Mediums

Lithotint
Making drawings copyable

Lithography is a printing process in use since its invention in 1796 by the German playwright Alois Senefelder. An Aquatint is an intaglio printmaking technique that creates smooth fields of value rather than lines. So what’s a Lithotint? Despite its portmanteau moniker, Lithotint is less of a distinct art medium, and more of an evolution of lithographic technology.

Developed by the English printmaker Charles Joseph Hullmandel, the invention and benefit of lithotint was described in the November 27th, 1841 issue of the Spectator newspaper: “instead of Indian ink, [the artist] dips his pencil in lithographic ink, laying the tints on stone instead of on paper; and by this simple change of materials, his first thoughts become capable of reproduction more than a thousandfold. ...lithography was only adapted to crayon or pen-drawing, the two slowest methods of art, and very rarely practiced by English artists of eminence.
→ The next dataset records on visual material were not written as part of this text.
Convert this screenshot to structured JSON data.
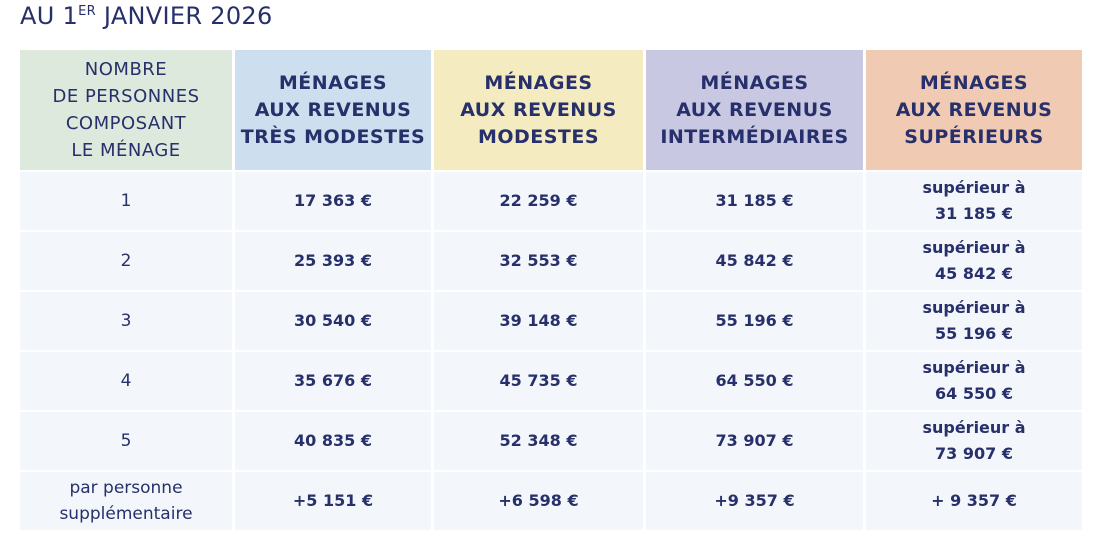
{
  "title": {
    "prefix": "AU 1",
    "sup": "ER",
    "suffix": " JANVIER 2026"
  },
  "headers": [
    "NOMBRE\nDE PERSONNES\nCOMPOSANT\nLE MÉNAGE",
    "MÉNAGES\nAUX REVENUS\nTRÈS MODESTES",
    "MÉNAGES\nAUX REVENUS\nMODESTES",
    "MÉNAGES\nAUX REVENUS\nINTERMÉDIAIRES",
    "MÉNAGES\nAUX REVENUS\nSUPÉRIEURS"
  ],
  "header_colors": [
    "#dce9dc",
    "#cddfee",
    "#f4ecc0",
    "#c9c8e3",
    "#f1cab4"
  ],
  "rows": [
    [
      "1",
      "17 363 €",
      "22 259 €",
      "31 185 €",
      "supérieur à\n31 185 €"
    ],
    [
      "2",
      "25 393 €",
      "32 553 €",
      "45 842 €",
      "supérieur à\n45 842 €"
    ],
    [
      "3",
      "30 540 €",
      "39 148 €",
      "55 196 €",
      "supérieur à\n55 196 €"
    ],
    [
      "4",
      "35 676 €",
      "45 735 €",
      "64 550 €",
      "supérieur à\n64 550 €"
    ],
    [
      "5",
      "40 835 €",
      "52 348 €",
      "73 907 €",
      "supérieur à\n73 907 €"
    ],
    [
      "par personne\nsupplémentaire",
      "+5 151 €",
      "+6 598 €",
      "+9 357 €",
      "+ 9 357 €"
    ]
  ]
}
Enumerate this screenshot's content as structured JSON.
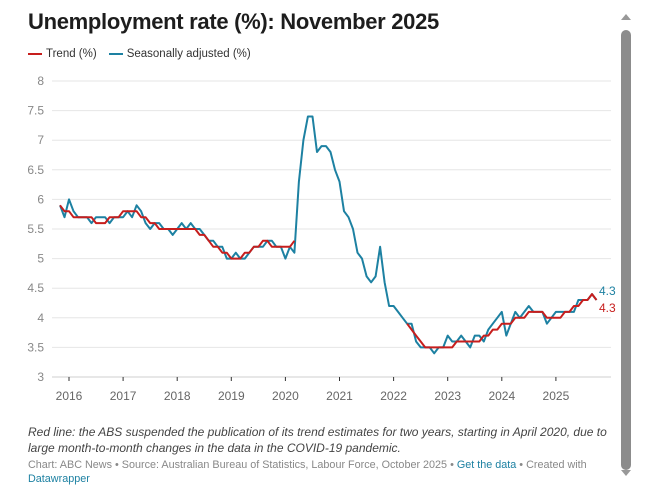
{
  "title": "Unemployment rate (%): November 2025",
  "notes": "Red line: the ABS suspended the publication of its trend estimates for two years, starting in April 2020, due to large month-to-month changes in the data in the COVID-19 pandemic.",
  "footer": {
    "prefix": "Chart: ABC News • Source: Australian Bureau of Statistics, Labour Force, October 2025 • ",
    "get_data": "Get the data",
    "middle": " • Created with ",
    "datawrapper": "Datawrapper"
  },
  "chart_data": {
    "type": "line",
    "title": "Unemployment rate (%): November 2025",
    "xlabel": "",
    "ylabel": "",
    "ylim": [
      3,
      8
    ],
    "yticks": [
      "3",
      "3.5",
      "4",
      "4.5",
      "5",
      "5.5",
      "6",
      "6.5",
      "7",
      "7.5",
      "8"
    ],
    "xticks": [
      "2016",
      "2017",
      "2018",
      "2019",
      "2020",
      "2021",
      "2022",
      "2023",
      "2024",
      "2025"
    ],
    "x_start": "2015-11",
    "x_end": "2025-10",
    "frequency": "monthly",
    "grid": true,
    "legend_position": "top-left",
    "series": [
      {
        "name": "Trend (%)",
        "color": "#c71e1d",
        "end_label": "4.3",
        "values": [
          5.9,
          5.8,
          5.8,
          5.7,
          5.7,
          5.7,
          5.7,
          5.7,
          5.6,
          5.6,
          5.6,
          5.7,
          5.7,
          5.7,
          5.8,
          5.8,
          5.8,
          5.8,
          5.7,
          5.7,
          5.6,
          5.6,
          5.5,
          5.5,
          5.5,
          5.5,
          5.5,
          5.5,
          5.5,
          5.5,
          5.5,
          5.4,
          5.4,
          5.3,
          5.2,
          5.2,
          5.1,
          5.1,
          5.0,
          5.0,
          5.0,
          5.1,
          5.1,
          5.2,
          5.2,
          5.3,
          5.3,
          5.2,
          5.2,
          5.2,
          5.2,
          5.2,
          5.3,
          null,
          null,
          null,
          null,
          null,
          null,
          null,
          null,
          null,
          null,
          null,
          null,
          null,
          null,
          null,
          null,
          null,
          null,
          null,
          null,
          null,
          null,
          null,
          null,
          3.9,
          3.8,
          3.7,
          3.6,
          3.5,
          3.5,
          3.5,
          3.5,
          3.5,
          3.5,
          3.5,
          3.6,
          3.6,
          3.6,
          3.6,
          3.6,
          3.6,
          3.7,
          3.7,
          3.8,
          3.8,
          3.9,
          3.9,
          3.9,
          4.0,
          4.0,
          4.0,
          4.1,
          4.1,
          4.1,
          4.1,
          4.0,
          4.0,
          4.0,
          4.0,
          4.1,
          4.1,
          4.2,
          4.2,
          4.3,
          4.3,
          4.4,
          4.3
        ]
      },
      {
        "name": "Seasonally adjusted (%)",
        "color": "#1d81a2",
        "end_label": "4.3",
        "values": [
          5.9,
          5.7,
          6.0,
          5.8,
          5.7,
          5.7,
          5.7,
          5.6,
          5.7,
          5.7,
          5.7,
          5.6,
          5.7,
          5.7,
          5.7,
          5.8,
          5.7,
          5.9,
          5.8,
          5.6,
          5.5,
          5.6,
          5.6,
          5.5,
          5.5,
          5.4,
          5.5,
          5.6,
          5.5,
          5.6,
          5.5,
          5.5,
          5.4,
          5.3,
          5.3,
          5.2,
          5.2,
          5.0,
          5.0,
          5.1,
          5.0,
          5.0,
          5.1,
          5.2,
          5.2,
          5.2,
          5.3,
          5.3,
          5.2,
          5.2,
          5.0,
          5.2,
          5.1,
          6.3,
          7.0,
          7.4,
          7.4,
          6.8,
          6.9,
          6.9,
          6.8,
          6.5,
          6.3,
          5.8,
          5.7,
          5.5,
          5.1,
          5.0,
          4.7,
          4.6,
          4.7,
          5.2,
          4.6,
          4.2,
          4.2,
          4.1,
          4.0,
          3.9,
          3.9,
          3.6,
          3.5,
          3.5,
          3.5,
          3.4,
          3.5,
          3.5,
          3.7,
          3.6,
          3.6,
          3.7,
          3.6,
          3.5,
          3.7,
          3.7,
          3.6,
          3.8,
          3.9,
          4.0,
          4.1,
          3.7,
          3.9,
          4.1,
          4.0,
          4.1,
          4.2,
          4.1,
          4.1,
          4.1,
          3.9,
          4.0,
          4.1,
          4.1,
          4.1,
          4.1,
          4.1,
          4.3,
          4.3,
          4.3,
          4.4,
          4.3
        ]
      }
    ]
  }
}
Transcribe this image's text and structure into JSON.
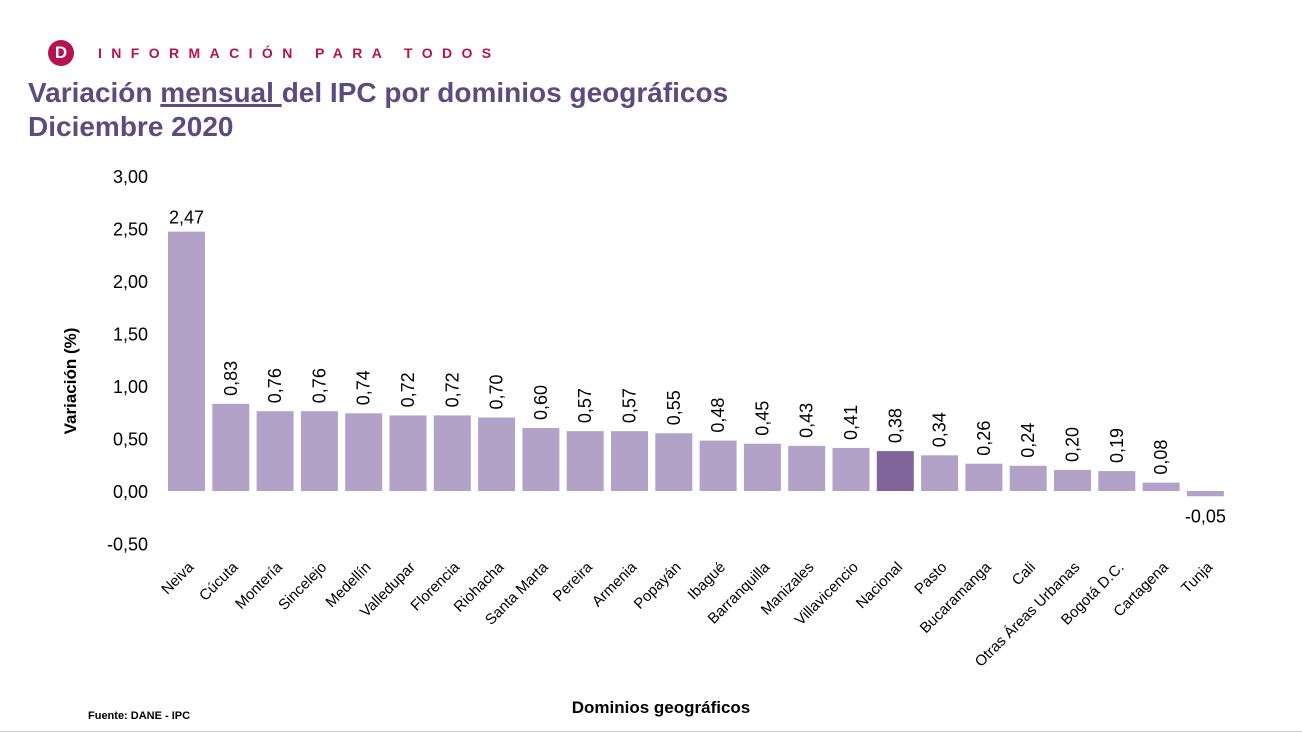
{
  "header": {
    "logo_letter": "D",
    "tagline": "INFORMACIÓN PARA TODOS"
  },
  "title": {
    "part1": "Variación ",
    "underlined": "mensual ",
    "part2": "del IPC por dominios geográficos",
    "line2": "Diciembre 2020"
  },
  "source": "Fuente: DANE - IPC",
  "colors": {
    "bar": "#b3a2c8",
    "highlight": "#7f6599",
    "title": "#5e4a7e",
    "brand": "#b5124f"
  },
  "chart_data": {
    "type": "bar",
    "xlabel": "Dominios geográficos",
    "ylabel": "Variación (%)",
    "ylim": [
      -0.5,
      3.0
    ],
    "yticks": [
      "-0,50",
      "0,00",
      "0,50",
      "1,00",
      "1,50",
      "2,00",
      "2,50",
      "3,00"
    ],
    "grid": false,
    "highlight": "Nacional",
    "categories": [
      "Neiva",
      "Cúcuta",
      "Montería",
      "Sincelejo",
      "Medellín",
      "Valledupar",
      "Florencia",
      "Riohacha",
      "Santa Marta",
      "Pereira",
      "Armenia",
      "Popayán",
      "Ibagué",
      "Barranquilla",
      "Manizales",
      "Villavicencio",
      "Nacional",
      "Pasto",
      "Bucaramanga",
      "Cali",
      "Otras Áreas Urbanas",
      "Bogotá D.C.",
      "Cartagena",
      "Tunja"
    ],
    "values": [
      2.47,
      0.83,
      0.76,
      0.76,
      0.74,
      0.72,
      0.72,
      0.7,
      0.6,
      0.57,
      0.57,
      0.55,
      0.48,
      0.45,
      0.43,
      0.41,
      0.38,
      0.34,
      0.26,
      0.24,
      0.2,
      0.19,
      0.08,
      -0.05
    ],
    "labels": [
      "2,47",
      "0,83",
      "0,76",
      "0,76",
      "0,74",
      "0,72",
      "0,72",
      "0,70",
      "0,60",
      "0,57",
      "0,57",
      "0,55",
      "0,48",
      "0,45",
      "0,43",
      "0,41",
      "0,38",
      "0,34",
      "0,26",
      "0,24",
      "0,20",
      "0,19",
      "0,08",
      "-0,05"
    ]
  }
}
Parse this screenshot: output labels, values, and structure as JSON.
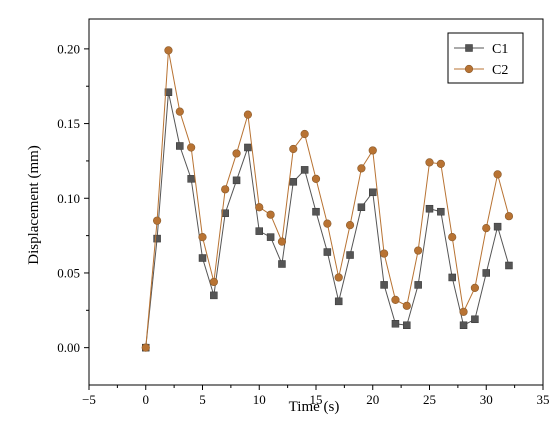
{
  "chart_data": {
    "type": "line",
    "title": "",
    "xlabel": "Time (s)",
    "ylabel": "Displacement (mm)",
    "xlim": [
      -5,
      35
    ],
    "ylim": [
      -0.025,
      0.22
    ],
    "xticks": [
      -5,
      0,
      5,
      10,
      15,
      20,
      25,
      30,
      35
    ],
    "yticks": [
      0.0,
      0.05,
      0.1,
      0.15,
      0.2
    ],
    "xtick_labels": [
      "−5",
      "0",
      "5",
      "10",
      "15",
      "20",
      "25",
      "30",
      "35"
    ],
    "ytick_labels": [
      "0.00",
      "0.05",
      "0.10",
      "0.15",
      "0.20"
    ],
    "grid": false,
    "legend_position": "top-right",
    "x": [
      0,
      1,
      2,
      3,
      4,
      5,
      6,
      7,
      8,
      9,
      10,
      11,
      12,
      13,
      14,
      15,
      16,
      17,
      18,
      19,
      20,
      21,
      22,
      23,
      24,
      25,
      26,
      27,
      28,
      29,
      30,
      31,
      32
    ],
    "series": [
      {
        "name": "C1",
        "marker": "square",
        "color": "#555555",
        "values": [
          0.0,
          0.073,
          0.171,
          0.135,
          0.113,
          0.06,
          0.035,
          0.09,
          0.112,
          0.134,
          0.078,
          0.074,
          0.056,
          0.111,
          0.119,
          0.091,
          0.064,
          0.031,
          0.062,
          0.094,
          0.104,
          0.042,
          0.016,
          0.015,
          0.042,
          0.093,
          0.091,
          0.047,
          0.015,
          0.019,
          0.05,
          0.081,
          0.055
        ]
      },
      {
        "name": "C2",
        "marker": "circle",
        "color": "#B87333",
        "values": [
          0.0,
          0.085,
          0.199,
          0.158,
          0.134,
          0.074,
          0.044,
          0.106,
          0.13,
          0.156,
          0.094,
          0.089,
          0.071,
          0.133,
          0.143,
          0.113,
          0.083,
          0.047,
          0.082,
          0.12,
          0.132,
          0.063,
          0.032,
          0.028,
          0.065,
          0.124,
          0.123,
          0.074,
          0.024,
          0.04,
          0.08,
          0.116,
          0.088
        ]
      }
    ]
  }
}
The painter had no means of reproducing a sepia drawing in which his own touch is preserved, until the invention of lithotint.”

Today, the term Lithotint is rarely used, as the technique has been subsumed into the general medium of Lithography, but Obelisk is a history platform, so we can't help but take a moment to raise a glass to Mr. Hullmandel and his lovely reminder that art mediums can and should evolve.